Diagnosis: Kennel Cough – Symptoms and Treatment

If your dog spends a good deal of time around other dogs, he may be at risk of contracting kennel cough. A common infection also referred to as tracheobronchitis or bordetella, kennel cough is a highly contagious form of bronchitis that affects a dog’s trachea. It is rarely serious, however, and often sorts itself out in one to two weeks.

Causes

Kennel cough is caused by airborne bacteria and viruses and is contracted when a dog is exposed to multiple versions of these pathogens. Therefore, dogs that spend time around other dogs, such as in dog shows and kennels (hence the name!) are most at risk.

Symptoms

Basically, your pooch will appear to have a nasty cold. Symptoms usually begin to appear three to five days after exposure. A harsh, hacking cough is the usual telltale sign, along with sneezing and retching, and some dogs will produce a foamy white discharge, your should take your dog to the vet if you see these symtoms. The average length of infection is seven to 10 days. Some dogs may become lethargic when infected, but others can carry on being their active and happy selves, eating, sleeping and playing normally.

Treatment

According to Ian Buffett, DVM, who runs a mobile service in the Toronto area, the best treatment for kennel cough is to isolate your dog from other dogs and let the infection run its course. If the infection lingers, however, antibiotics are recommended. In some cases, cough suppressants are also prescribed.

Prevention

If your dog will be spending time around other dogs, try to ensure the space is well ventilated due to the airborne nature of the infection. As well, be sure to keep your dog’s toys and food bowls separate from other dogs. Immunization is available but, because of the multiple pathogens involved, it is impossible to keep a dog fully immunized from kennel cough. “A vaccine will reduce the severity of the illness, if a dog is exposed. It won’t get as sick for the duration of protection,” says Dr. Buffett.

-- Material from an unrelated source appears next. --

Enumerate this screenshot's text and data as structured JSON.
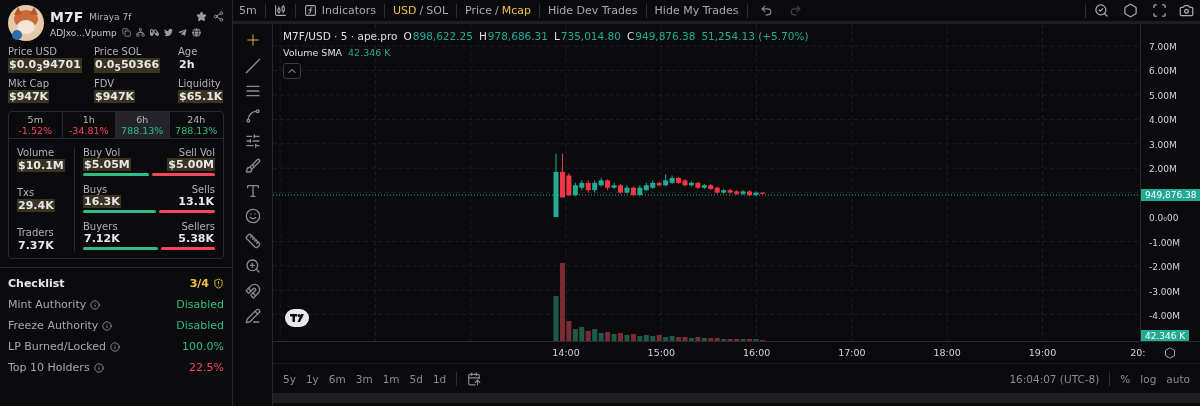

For dogs that are at risk of exposure to kennel cough, vaccination once a year is recommended. In fact, many kennels require proof of vaccination. It is a good idea to vaccinate your dog a few weeks before the potential exposure in order to allow immunity to build up. Dr. Buffett also reminds pet owners that a dog with a strong immune system has a better chance at fighting infection. Optimum nutrition and exercise go a long way in keeping your pet happy and healthy.